ClickHouse® is an open-source column-oriented database management system that allows generating analytical data reports in real time.
- Official website has quick high-level overview of ClickHouse on main page.
- Tutorial shows how to set up and query small ClickHouse cluster.
- Documentation provides more in-depth information.
- YouTube channel has a lot of content about ClickHouse in video format.
- Slack and Telegram allow to chat with ClickHouse users in real-time.
- Blog contains various ClickHouse-related articles, as well as announcements and reports about events.
- Code Browser with syntax highlight and navigation.
- Contacts can help to get your questions answered if there are any.
- You can also fill this form to meet Yandex ClickHouse team in person.
This branch is part of a research where we implemented a proof of concept for full text search using ClickHouse and Tantivy.
Tantivy is a full text search engine library written in Rust.
The implementation consists in creating the tantivy storage engine and tantivy SQL function.
Because this is just a test, we decided to hard code this three column names in the code so that we don't have to create all the logic behind dynamic column names with different types.
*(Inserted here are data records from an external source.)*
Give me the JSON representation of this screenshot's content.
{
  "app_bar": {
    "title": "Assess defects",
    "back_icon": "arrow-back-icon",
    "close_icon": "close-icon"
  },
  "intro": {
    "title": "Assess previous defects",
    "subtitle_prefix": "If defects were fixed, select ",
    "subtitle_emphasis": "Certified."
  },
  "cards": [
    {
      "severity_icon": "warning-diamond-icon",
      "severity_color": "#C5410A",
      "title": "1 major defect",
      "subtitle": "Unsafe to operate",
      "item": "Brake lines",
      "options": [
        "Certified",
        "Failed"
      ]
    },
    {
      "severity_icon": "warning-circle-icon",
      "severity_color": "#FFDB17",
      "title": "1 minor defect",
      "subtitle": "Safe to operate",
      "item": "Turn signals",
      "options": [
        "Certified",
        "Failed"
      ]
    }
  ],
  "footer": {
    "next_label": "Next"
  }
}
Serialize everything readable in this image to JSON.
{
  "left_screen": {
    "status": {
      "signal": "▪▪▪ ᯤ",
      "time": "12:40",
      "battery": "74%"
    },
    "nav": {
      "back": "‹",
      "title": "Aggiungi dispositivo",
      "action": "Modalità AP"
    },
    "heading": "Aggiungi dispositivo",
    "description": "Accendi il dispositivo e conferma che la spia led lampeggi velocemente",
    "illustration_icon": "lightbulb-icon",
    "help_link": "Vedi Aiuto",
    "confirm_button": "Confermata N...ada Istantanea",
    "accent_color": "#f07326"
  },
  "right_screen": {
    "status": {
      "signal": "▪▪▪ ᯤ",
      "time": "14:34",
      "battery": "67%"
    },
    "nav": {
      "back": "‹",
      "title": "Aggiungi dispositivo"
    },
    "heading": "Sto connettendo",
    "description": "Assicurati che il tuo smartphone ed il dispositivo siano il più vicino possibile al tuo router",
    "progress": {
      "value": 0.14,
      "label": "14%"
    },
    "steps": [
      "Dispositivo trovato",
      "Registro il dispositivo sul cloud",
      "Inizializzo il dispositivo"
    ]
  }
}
It is hard-coded for columns primary_id
, secondary_id
and body
. Then we can create the table using the query
CREATE TABLE fulltext_table
(
primary_id UInt64,
secondary_id UInt64,
body String
)
ENGINE = Tantivy('/var/lib/clickhouse/tantivy/fulltext_table')
-- Tantivy engine takes as parameter a path to save the data.
For the Storage Engine it has to be able to receive data from the INSERT query and index into tantivy. For the SELECT queries we need to push the full text WHERE clause to tantivy and create a Clickhouse column with the result.
Because the full text search query needs to be sent to tantivy we created an SQL function named tantivy, so the syntax for making queries is the following
SELECT primary_id
FROM fulltext_table
WHERE tantivy('full text query here')
The tantivy
SQL function doesn't return anything and has no logic inside. Its only purpose is to validade the input and generate the ASTSelectQuery
.
Inside the storage engine we take the AST parameters and push the query to the Rust implementation inside the folder contrib/tantivysearch.
When data is indexed in tantivy it needs to be commited. That's an expensive job to do every insert so we decided to call it when optimize table is called
OPTIMIZE TABLE fulltext_table FINAL
After the optimization the data is available for queries.
We inserted 39 million texts with an average of 4895 characters, also all the texts were unique. Our testing machine is a n2d-standard-16, 16 CPU, 62.8G Mem, 2 Local SSD 375 GB in RAID 0, on Google Cloud.
In our implementation we were not interested in retrieving the actual text from the search result. That means we chose to return only the ID columns and don't return the text. It would be easy to return the text, but for our use case we just want to have statistics on the data. An example would be to answer how many rows match with the phrase 'covid 19' ? The result for that is a query that runs at the same speed tantivy would run with a little increment of time to copy the result to a Clickhouse column. For the majority of searches we could get the result in milliseconds. Queries using OR operator and matching almost all the texts were slower and could time more than 1 second.
Another use case is that we have a table with dozens of columns that is related to our fulltext_table by an ID. So we would have a query like this
SELECT *
FROM a_very_big_table
WHERE
-- many_filters_here
AND primary_id IN (
SELECT primary_id
FROM fulltext_table
WHERE tantivy('full text query here')
)
Also we wanted to do many different queries, all with the same text filter, and running in parallel. Instead of doing the same query on tantivy at the same time, with the same result, we implemented a concurrent bounded cache mechanism that we can set a TTL and perform a single computation for multiple parallel queries on the same input resolving the same result to all once done. We noticed that the speed of those queries were fast making this solution very promising.
Other alternatives to this is to use data skipping indexes or implement something akin to an inverted index on SQL directly.
Data skipping indexes requires a lot of parameter tuning and it is very tricky to make they work with the SQL functions. Even with all that tuning we got very poor performance.
Inverted index is an interesting solution, but it is very complex to implement and requires an external tokenizer and big complicated queries to search the data. The performance is better than data skipping indexes but still too slow for a real scenario.